От Южного тракта в сторону рощи, в которой не состоялась так необходимая беглецам дневка, двигалась длинная цепь людей. Видимо, в облаву выгнали все взрослое население деревушки. Их было несколько сотен, они шли шагах в двадцати-тридцати друг от друга, поэтому растянулись очень широко. Безжалостно топча пшеницу, облава охватывала сразу два холма и ложбину между ними. На некотором расстоянии за живой цепью ехал десяток конных бубудусков. А перед ними — какой-то начальник.
Робер приложил к глазу трубу.
— Зейрат, — коротко сказал он. — Опять Зейрат. Ну что, дамы, еще часок выдержите?
— Деваться некуда, — ответила аббатиса. — Но облава… как ты догадался?
— Ничего нет проще, — махнул трубой бывший эпикифор. — На месте Керсиса я предпринял бы нечто подобное. Хорошо еще, что не успели привезти разыскных собак. Увы, они все же прибудут. И самое позднее — послезавтра.
— А… мы уйдем от них? — робко спросила Зоя.

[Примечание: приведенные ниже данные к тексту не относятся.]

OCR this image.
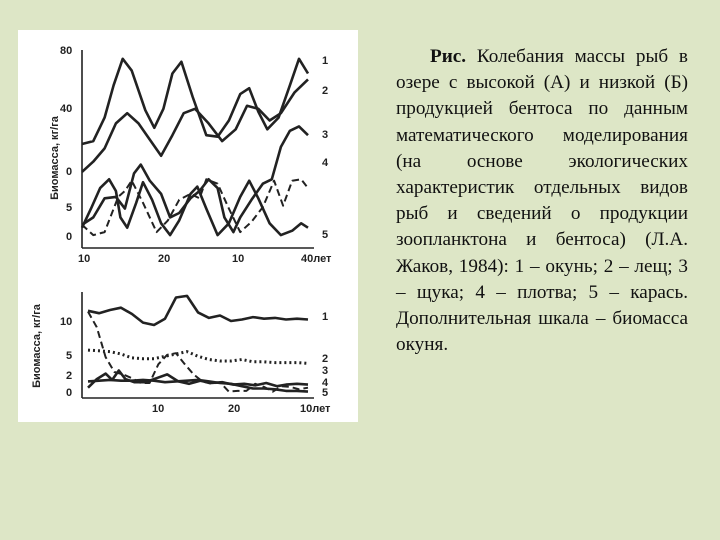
Биомасса, кг/га
80
40
0
5
0
10	20	10	40лет
1
2
3
4
5
Биомасса, кг/га 10
5
2
0
10	20	10лет
1
2
3
4
5
Рис. Колебания массы рыб в озере с высокой (А) и низкой (Б) продукцией бентоса по данным математического моделирования (на основе экологических характеристик отдельных видов рыб и сведений о продукции зоопланктона и бентоса) (Л.А. Жаков, 1984): 1 – окунь; 2 – лещ; 3 – щука; 4 – плотва; 5 – карась. Дополнительная шкала – биомасса окуня.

— Ну конечно. Потому что они очень плохие люди.
— А… вы?
Робер вздохнул.
— Уже нет. Поздновато это произошло, девочка. Но — уже нет.
* * *
В середине дня Робер все же объявил привал.
— Ты знаешь, мы еще какое-то время могли бы продержаться, — сказала аббатиса.
Эпикифор сполз с седла и через силу улыбнулся.
— Верю, мужественные вы мои. Но прежде всего надо дать отдых лошадям. Сегодня ночью они должны выдержать хотя бы полчаса рыси. И еще нам потребуется несколько факелов.
Он упал на попону и отключился.
— Глувилл, — сказала аббатиса. — Отдохните и вы тоже.
— А кто же стеречь будет?
— Я покараулю.
— Ну вы… и женщина, — пробормотал Глувилл. — Железная.
— Просто любящая, — возразила обратья аббатиса.
Глувилл без лишних слов повалился рядом с эпикифором и захрапел. Леонарда укутала Зою плащом. Потом напоила лошадей, привязала их так, чтоб могли пастись, и села на теплый камень.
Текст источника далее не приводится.